Background to this inspection
Updated
29 July 2022
Pennine GP Alliance is a GP Federation serving the needs of the population of Calderdale. The Federation is made up of all 21 general practices in Calderdale, serving a patient population of 227,000 and spanning five Primary Care Networks (PCNs) in the Calderdale Commissioning Group (CCG).
The provider’s head office is located at The Elsie Whiteley Innovation Centre, Floor 2, Office 2 and 3, Hopwood Lane, Halifax, HX1 5ER. We visited this location as part of our inspection.
The focus of this inspection was the delivery of the GP extended access service, which had been operational since August 2017. Extended access services are provided for three practices within the Upper Calder Valley PCN and five practices within the North Halifax PCN. This is a patient population of approximately 80,000.
The extended access service operates from two locations:
- Todmorden Health Centre, Lower George Street, Todmorden, OL14 5RN
- Keighley Road Surgery, Keighley Road, Halifax, HX2 9LL
The extended access service is provided between the hours of 6.30pm – 8.00pm, Monday to Friday.
Pennine GP Alliance is overseen by a board of directors which includes the chief executive, five clinical directors (representing each of the five PCNs) and a non-executive practice manager. Working alongside the board was a management team, led by the chief executive, which included a senior operations manager, project manager and human resources manager.
The extended hours service is staffed by five general practitioners, twelve advanced clinical practitioners and three receptionists.
Pennine GP Alliance is registered with the Care Quality Commission (CQC) to provide the following regulated activities:
- Diagnostic and screening procedures
- Family planning
- Maternity and midwifery services
- Surgical procedures
- Treatment of disease, disorder or injury
Updated
29 July 2022
This service remains rated as
Good
overall and now good for providing well-led services. (Previous inspection June 2021 Good).
We carried out an announced focused inspection at Pennine GP Alliance to follow up on breaches of regulation identified at our previous inspection.
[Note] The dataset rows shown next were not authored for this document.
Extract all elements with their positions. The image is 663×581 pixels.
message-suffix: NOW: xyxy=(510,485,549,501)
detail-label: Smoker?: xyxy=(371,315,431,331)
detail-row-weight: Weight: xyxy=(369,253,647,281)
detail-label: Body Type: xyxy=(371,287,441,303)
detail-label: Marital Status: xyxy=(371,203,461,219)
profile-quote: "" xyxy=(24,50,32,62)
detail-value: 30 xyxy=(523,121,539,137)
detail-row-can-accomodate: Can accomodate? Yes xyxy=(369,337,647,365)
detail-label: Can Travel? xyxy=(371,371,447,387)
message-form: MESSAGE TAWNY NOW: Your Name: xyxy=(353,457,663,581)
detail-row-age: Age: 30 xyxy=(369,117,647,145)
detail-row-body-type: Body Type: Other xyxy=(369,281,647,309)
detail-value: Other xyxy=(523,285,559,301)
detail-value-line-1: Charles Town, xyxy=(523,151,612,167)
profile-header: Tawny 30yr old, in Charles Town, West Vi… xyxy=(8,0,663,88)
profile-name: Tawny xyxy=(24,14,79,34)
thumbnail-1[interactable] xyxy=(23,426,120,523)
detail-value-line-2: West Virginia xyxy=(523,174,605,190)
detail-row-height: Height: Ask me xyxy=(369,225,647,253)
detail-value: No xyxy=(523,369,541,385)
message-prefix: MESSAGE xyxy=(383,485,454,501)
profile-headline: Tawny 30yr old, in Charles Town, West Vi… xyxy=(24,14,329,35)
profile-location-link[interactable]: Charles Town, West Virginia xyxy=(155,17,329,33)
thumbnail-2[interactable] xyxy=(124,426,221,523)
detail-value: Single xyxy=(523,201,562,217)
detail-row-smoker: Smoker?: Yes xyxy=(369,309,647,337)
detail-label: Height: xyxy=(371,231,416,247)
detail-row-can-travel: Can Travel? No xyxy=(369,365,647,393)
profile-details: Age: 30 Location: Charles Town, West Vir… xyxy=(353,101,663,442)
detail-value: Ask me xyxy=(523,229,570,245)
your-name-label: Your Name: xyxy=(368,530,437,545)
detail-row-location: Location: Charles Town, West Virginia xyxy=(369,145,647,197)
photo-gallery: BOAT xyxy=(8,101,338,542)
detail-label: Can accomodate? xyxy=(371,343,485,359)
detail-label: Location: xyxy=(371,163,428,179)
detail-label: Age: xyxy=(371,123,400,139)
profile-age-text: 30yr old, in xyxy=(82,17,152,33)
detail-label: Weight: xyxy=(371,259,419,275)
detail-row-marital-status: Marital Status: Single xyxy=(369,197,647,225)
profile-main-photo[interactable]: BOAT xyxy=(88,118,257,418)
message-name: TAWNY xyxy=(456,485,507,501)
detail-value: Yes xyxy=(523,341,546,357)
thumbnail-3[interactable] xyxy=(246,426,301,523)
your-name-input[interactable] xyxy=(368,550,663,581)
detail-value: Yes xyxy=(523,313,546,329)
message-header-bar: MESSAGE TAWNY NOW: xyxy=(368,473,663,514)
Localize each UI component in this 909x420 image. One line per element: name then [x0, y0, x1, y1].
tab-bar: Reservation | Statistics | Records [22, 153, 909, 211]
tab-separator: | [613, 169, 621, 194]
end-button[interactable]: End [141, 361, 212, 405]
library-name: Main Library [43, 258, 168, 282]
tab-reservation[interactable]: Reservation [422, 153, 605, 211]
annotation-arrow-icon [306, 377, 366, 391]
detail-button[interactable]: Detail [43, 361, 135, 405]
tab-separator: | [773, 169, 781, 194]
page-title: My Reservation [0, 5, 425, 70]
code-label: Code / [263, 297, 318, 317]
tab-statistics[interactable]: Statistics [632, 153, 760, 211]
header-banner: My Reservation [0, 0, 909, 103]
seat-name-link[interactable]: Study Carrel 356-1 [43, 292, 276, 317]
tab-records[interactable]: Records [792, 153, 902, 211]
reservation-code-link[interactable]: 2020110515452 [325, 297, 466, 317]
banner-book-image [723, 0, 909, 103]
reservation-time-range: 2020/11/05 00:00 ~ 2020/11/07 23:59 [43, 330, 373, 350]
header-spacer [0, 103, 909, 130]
At the last comprehensive inspection on 23 June 2021, we rated the practice as Good overall and for four of the five key questions. We rated the practice Requires Improvement for providing well-led services. This was because:
- There were gaps in recruitment documentation.
- There were gaps in core training and frequency of training updates.
- There were gaps in the business disruption and continuity plan and the process had not been practised.
- Health and safety risk assessments of the providers service within the host GP practices, including fire evacuation, had not been undertaken.
- There was insufficient oversight of premises and equipment facilities management undertaken by host GP practices.
- Policies and procedures contained insufficient information and did not always reflect the provider’s procedures.
In addition, we told the provider they should make improvements in the following areas:
- Implement a system to track and monitor prescription stationery used by the service.
- Review the system to identify and record incidents and significant events to ensure all potential learning opportunities are captured to drive quality improvement.
- Develop a system to monitor the process for seeking consent to ensure consent and decision-making is in line with legislation and guidance.
- Improve and develop staff awareness of duty of candour and ensure all staff are aware of their responsibilities in relation to this.
We asked the provider to make improvements regarding the issues identified and submit an action. We checked these areas as part of this focused inspection and found these had been resolved.
How we carried out the inspection
Throughout the pandemic CQC has continued to regulate and respond to risk. However, taking into account the circumstances arising as a result of the pandemic, and in order to reduce risk, we have conducted our inspections differently.
This inspection was carried out in a way which enabled us to spend a minimum amount of time on site. This was with consent from the provider and in line with all data protection and information governance requirements.
This included:
- Requesting evidence from the provider
- A short site visit
- Staff questionnaires sent to staff ahead of the inspection
Our findings
We based our judgement of the quality of care at this service on a combination of:
- what we found when we inspected
- information from our ongoing monitoring of data about services and
- information from the provider, patients, the public and other organisations.
We have rated this practice as Good for providing well-led services and for the service overall.
We found that the provider had:
- Recruited a new chief executive officer and expanded the Board and management team since our last inspection, to improve management and governance oversight across the organisation.
- A clear vision and strategy was in place, and was accessible to staff and patients.
- Implemented an electronic management system which enabled them to record and monitor information including recruitment documentation, staff training, premises and policy documentation.
- Reviewed and updated the business continuity plan.
- Established records of premises and facilities documentation for each of the host locations.
- Developed a comprehensive record of significant events and incidents which clearly outlined learning outcomes and action taken by the provider.
Whilst we found no breaches of regulations, the provider should:
- Recruit an external Freedom to Speak Up Guardian and ensure all staff are aware of their contact details.
- Conduct a fire evacuation during operational hours at each location.
- Continue with plans to increase frequency of staff meetings and consider improving visibility of leadership and management team to improve staff engagement.
- Improve communication mechanisms to ensure feedback from staff is responded to.